Now, it's not as if high prices haven't sent people looking for more oil and working on more substitutes. The problem is that all of this activity is facing a considerable headwind. It's called depletion. And, as they say in the oil patch, depletion never sleeps. It's going on in every operating well in every country around the clock, 365 days a year. Estimates suggest that the decline in current production capacity might be around 4 percent per year. That means that 4 percent of the current production capacity for oil must be replaced each year just to break even. And, of course, to grow supplies, new production capacity must exceed this amount. But it hasn't, and oil substitutes haven't really grown by any significant amount in the last six years either.

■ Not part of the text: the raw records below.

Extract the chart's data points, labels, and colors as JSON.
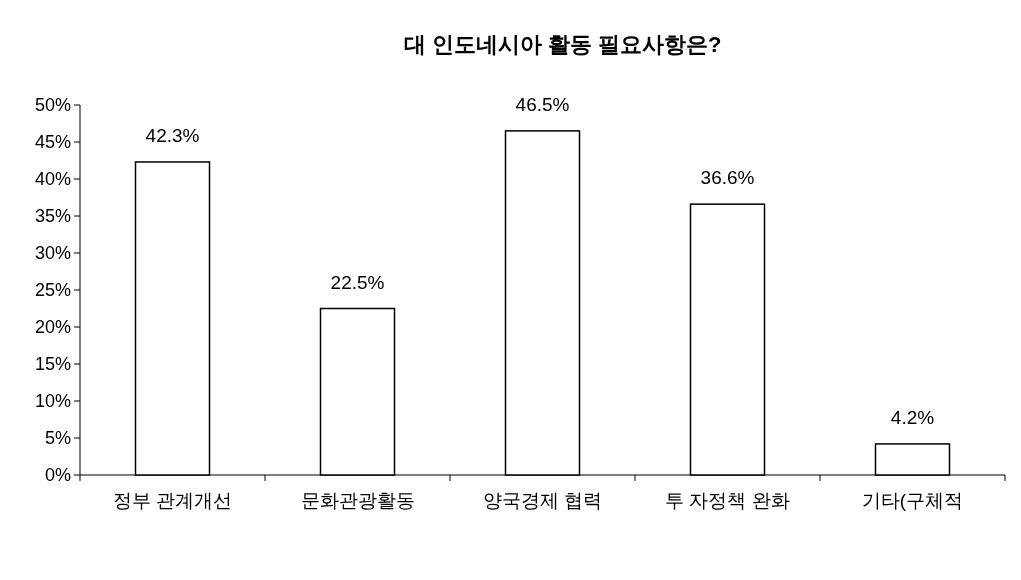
{
  "chart_data": {
    "type": "bar",
    "title": "대 인도네시아 활동 필요사항은?",
    "categories": [
      "정부 관계개선",
      "문화관광활동",
      "양국경제 협력",
      "투 자정책 완화",
      "기타(구체적"
    ],
    "values": [
      42.3,
      22.5,
      46.5,
      36.6,
      4.2
    ],
    "value_labels": [
      "42.3%",
      "22.5%",
      "46.5%",
      "36.6%",
      "4.2%"
    ],
    "color": "#ffffff",
    "ylim": [
      0,
      50
    ],
    "yticks": [
      {
        "value": 0,
        "label": "0%"
      },
      {
        "value": 5,
        "label": "5%"
      },
      {
        "value": 10,
        "label": "10%"
      },
      {
        "value": 15,
        "label": "15%"
      },
      {
        "value": 20,
        "label": "20%"
      },
      {
        "value": 25,
        "label": "25%"
      },
      {
        "value": 30,
        "label": "30%"
      },
      {
        "value": 35,
        "label": "35%"
      },
      {
        "value": 40,
        "label": "40%"
      },
      {
        "value": 45,
        "label": "45%"
      },
      {
        "value": 50,
        "label": "50%"
      }
    ],
    "grid": false
  }
}
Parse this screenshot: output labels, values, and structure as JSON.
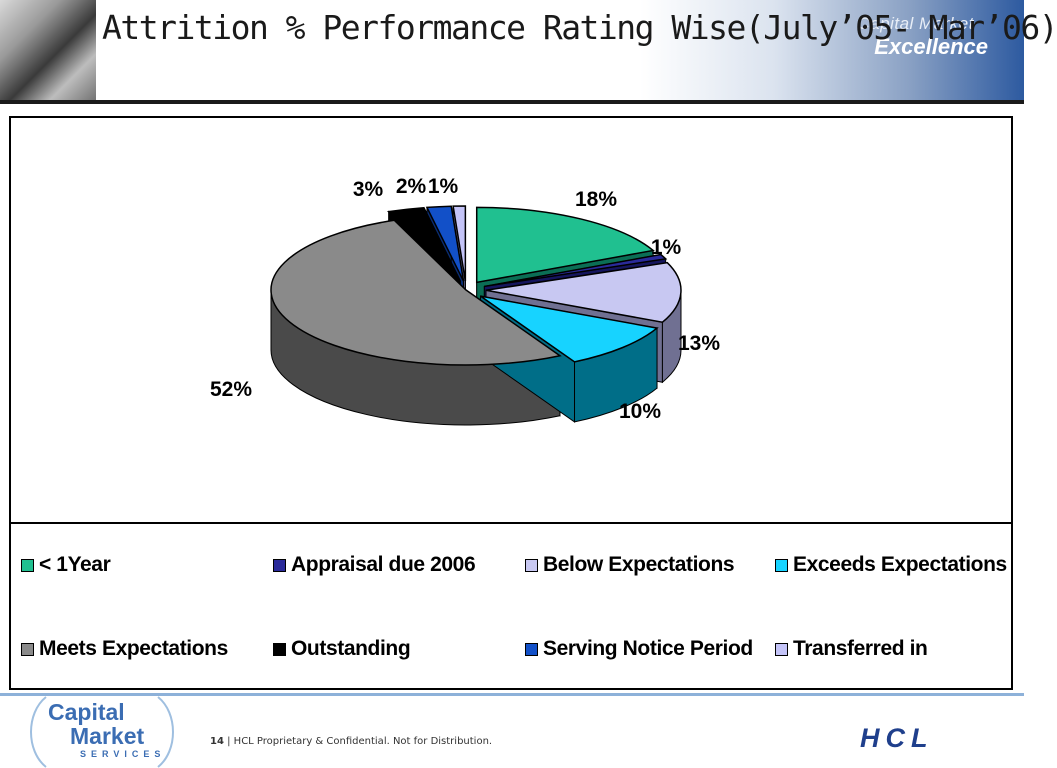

The media loves to announce new seemingly large discoveries of oil as if they are the solution to what is really an unfolding liquid fuels crisis. They point to the Tupi field off Brazil which is purported to have 8 billion barrels of oil in it. And, they point to discoveries in the deepwater Gulf of Mexico thought to contain between 3 and 15 billion barrels. And, they point to the 24 billion barrels in the Bakken Shale in North Dakota. It all sounds like a lot. When I ask audiences how long a billion barrels of oil will last the world at current rates of consumption, I often get replies that range anywhere from three months to 5 years. The correct answer is 12 days. Just multiply these multi-billion-barrel discoveries by 12, and you'll realize right away that they are not going to overcome the constraints we are experiencing in oil supplies.
Something else has to give, and that something is probably going to be consumption. Either consumption will decline as the result of a new slump in the economy--a slump partly caused by high oil prices--or it will decline because high prices will encourage people to be more frugal in their energy use. Many of the poorest in the world will no doubt have to do without.
There is a third way. We could now begin a crash program to reduce our consumption of oil through new efficiency standards, higher energy taxes, expansion of convenient mass transit, and new energy-wise personal habits. All this would hurry the transition away from an energy source that will only become more problematic over time.
The optimists would have you ignore the oil production and price data of the last six years. It's as if they are channeling the late comedian Richard Pryor known for his trademark phrase: "Who you gonna believe? Me or your lying eyes?" After six years of flat oil production in the face of record prices, it's time to start believing your lying eyes.